In the 4th century CE, Christianity imported the Saturnalia festival hoping to take the pagan masses in with it. Christian leaders succeeded in converting to Christianity large numbers of pagans by promising them that they could continue to celebrate the Saturnalia as Christians. [The first mention of a Nativity feast appears in the Philocalian calendar, a Roman document from 354 CE, which lists December 25th as the day of Jesus’ birth.]
Christians had little success, however, refining the practices of Saturnalia. As Stephen Nissenbaum, professor history at the University of Massachusetts, Amherst, writes, “In return for ensuring massive observance of the anniversary of the Savior’s birth by assigning it to this resonant date, the Church for its part tacitly agreed to allow the holiday to be celebrated more or less the way it had always been.”
The earliest Christmas holidays were celebrated by drinking, sexual indulgence, singing naked in the streets (a precursor of modern caroling), etc.
The Reverend Increase Mather of Boston observed in 1687 that “the early Christians who first observed the Nativity on December 25 did not do so thinking that Christ was born in that Month, but because the Heathens’ Saturnalia was at that time kept in Rome, and they were willing to have those Pagan Holidays metamorphosed into Christian ones.” [Increase Mather, A Testimony against Several Prophane and Superstitious Customs, Now Practiced by Some in New England (London, 1687), p. 35. See also Stephen Nissenbaum, The Battle for Christmas: A Cultural History of America’s Most Cherished Holiday, New York: Vintage Books, 1997, p. 4.]
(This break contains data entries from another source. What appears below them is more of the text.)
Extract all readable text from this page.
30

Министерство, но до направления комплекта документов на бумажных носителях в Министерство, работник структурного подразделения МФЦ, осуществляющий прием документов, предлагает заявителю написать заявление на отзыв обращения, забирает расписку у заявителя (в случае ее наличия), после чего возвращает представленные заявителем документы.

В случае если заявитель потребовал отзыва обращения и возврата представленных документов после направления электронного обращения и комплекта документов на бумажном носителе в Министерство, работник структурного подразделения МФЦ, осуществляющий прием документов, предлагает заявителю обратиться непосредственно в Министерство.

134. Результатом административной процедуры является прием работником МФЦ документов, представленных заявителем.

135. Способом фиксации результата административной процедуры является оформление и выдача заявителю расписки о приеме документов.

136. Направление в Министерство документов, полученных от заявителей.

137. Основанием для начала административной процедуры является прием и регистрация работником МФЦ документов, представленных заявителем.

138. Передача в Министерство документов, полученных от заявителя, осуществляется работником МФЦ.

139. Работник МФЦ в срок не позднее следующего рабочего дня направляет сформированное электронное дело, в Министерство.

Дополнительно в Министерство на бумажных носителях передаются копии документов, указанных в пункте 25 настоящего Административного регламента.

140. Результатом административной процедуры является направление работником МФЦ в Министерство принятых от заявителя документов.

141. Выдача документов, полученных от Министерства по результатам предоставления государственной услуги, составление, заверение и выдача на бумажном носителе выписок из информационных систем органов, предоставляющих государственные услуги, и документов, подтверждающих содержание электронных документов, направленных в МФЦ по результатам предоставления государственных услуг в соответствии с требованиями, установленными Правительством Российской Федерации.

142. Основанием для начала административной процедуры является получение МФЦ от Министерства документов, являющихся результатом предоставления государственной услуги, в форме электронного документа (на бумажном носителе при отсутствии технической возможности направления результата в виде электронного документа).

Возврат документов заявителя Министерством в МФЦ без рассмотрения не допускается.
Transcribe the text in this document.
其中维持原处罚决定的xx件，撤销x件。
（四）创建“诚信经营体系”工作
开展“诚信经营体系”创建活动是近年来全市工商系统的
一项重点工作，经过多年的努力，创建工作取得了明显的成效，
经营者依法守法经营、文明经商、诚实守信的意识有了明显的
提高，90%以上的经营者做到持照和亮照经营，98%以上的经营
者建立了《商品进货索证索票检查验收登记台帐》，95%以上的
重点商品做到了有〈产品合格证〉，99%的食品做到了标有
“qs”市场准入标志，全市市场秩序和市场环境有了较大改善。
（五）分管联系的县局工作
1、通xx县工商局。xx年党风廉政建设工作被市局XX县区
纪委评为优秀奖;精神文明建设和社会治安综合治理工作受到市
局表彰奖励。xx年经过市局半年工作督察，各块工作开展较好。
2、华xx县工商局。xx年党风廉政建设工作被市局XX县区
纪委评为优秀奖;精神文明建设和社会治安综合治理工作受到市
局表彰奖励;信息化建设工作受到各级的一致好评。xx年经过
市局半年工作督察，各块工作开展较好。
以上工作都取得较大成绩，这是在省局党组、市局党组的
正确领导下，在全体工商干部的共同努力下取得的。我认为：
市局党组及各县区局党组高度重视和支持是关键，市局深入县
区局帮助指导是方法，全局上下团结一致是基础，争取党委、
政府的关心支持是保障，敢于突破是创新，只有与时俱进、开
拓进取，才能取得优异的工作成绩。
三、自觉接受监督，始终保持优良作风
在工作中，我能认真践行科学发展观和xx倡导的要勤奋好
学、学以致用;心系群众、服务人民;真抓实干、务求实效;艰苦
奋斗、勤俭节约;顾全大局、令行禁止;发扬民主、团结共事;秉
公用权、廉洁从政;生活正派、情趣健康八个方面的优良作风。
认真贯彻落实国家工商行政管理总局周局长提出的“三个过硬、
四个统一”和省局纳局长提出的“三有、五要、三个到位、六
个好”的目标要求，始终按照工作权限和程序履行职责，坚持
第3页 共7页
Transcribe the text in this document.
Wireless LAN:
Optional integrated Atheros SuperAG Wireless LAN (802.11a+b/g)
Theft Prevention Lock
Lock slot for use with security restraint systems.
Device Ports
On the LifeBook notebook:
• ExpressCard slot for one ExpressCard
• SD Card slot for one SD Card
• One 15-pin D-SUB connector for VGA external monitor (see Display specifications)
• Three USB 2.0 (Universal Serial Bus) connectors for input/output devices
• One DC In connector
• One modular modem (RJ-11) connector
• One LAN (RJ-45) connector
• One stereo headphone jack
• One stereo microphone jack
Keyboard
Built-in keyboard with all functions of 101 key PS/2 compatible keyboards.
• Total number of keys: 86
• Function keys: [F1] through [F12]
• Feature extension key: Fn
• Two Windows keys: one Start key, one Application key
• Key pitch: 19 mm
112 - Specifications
Because of its known pagan origin, Christmas was banned by the Puritans and its observance was illegal in Massachusetts between 1659 and 1681. [Nissenbaum, p. 3.]
However, Christmas was and still is celebrated by most Christians.
Some of the most depraved customs of the Saturnalia carnival were intentionally revived by the Catholic Church in 1466 when Pope Paul II, for the amusement of his Roman citizens, forced Jews to race naked through the streets of the city.
An eyewitness account reports, “Before they were to run, the Jews were richly fed, so as to make the race more difficult for them and at the same time more amusing for spectators. They ran… amid Rome’s taunting shrieks and peals of laughter, while the Holy Father stood upon a richly ornamented balcony and laughed heartily.” [David I. Kertzer, The Popes Against the Jews: The Vatican’s Role in the Rise of Modern Anti-Semitism, New York: Alfred A. Knopf, 2001, p. 74.]
As part of the Saturnalia carnival throughout the 18th and 19th centuries CE, rabbis of the ghetto in Rome were forced to wear clownish outfits and march through the city streets to the jeers of the crowd, pelted by a variety of missiles.
When the Jewish community of Rome sent a petition in1836 to Pope Gregory XVI begging him to stop the annual Saturnalia abuse of the Jewish community, he responded, “It is not opportune to make any innovation.” [Kertzer, p. 33, 74-5.]
On December 25, 1881, Christian leaders whipped the Polish masses into Antisemitic frenzies that led to riots across the country. In Warsaw 12 Jews were brutally murdered, huge numbers maimed, and many Jewish women were raped. Two million rubles worth of property was destroyed.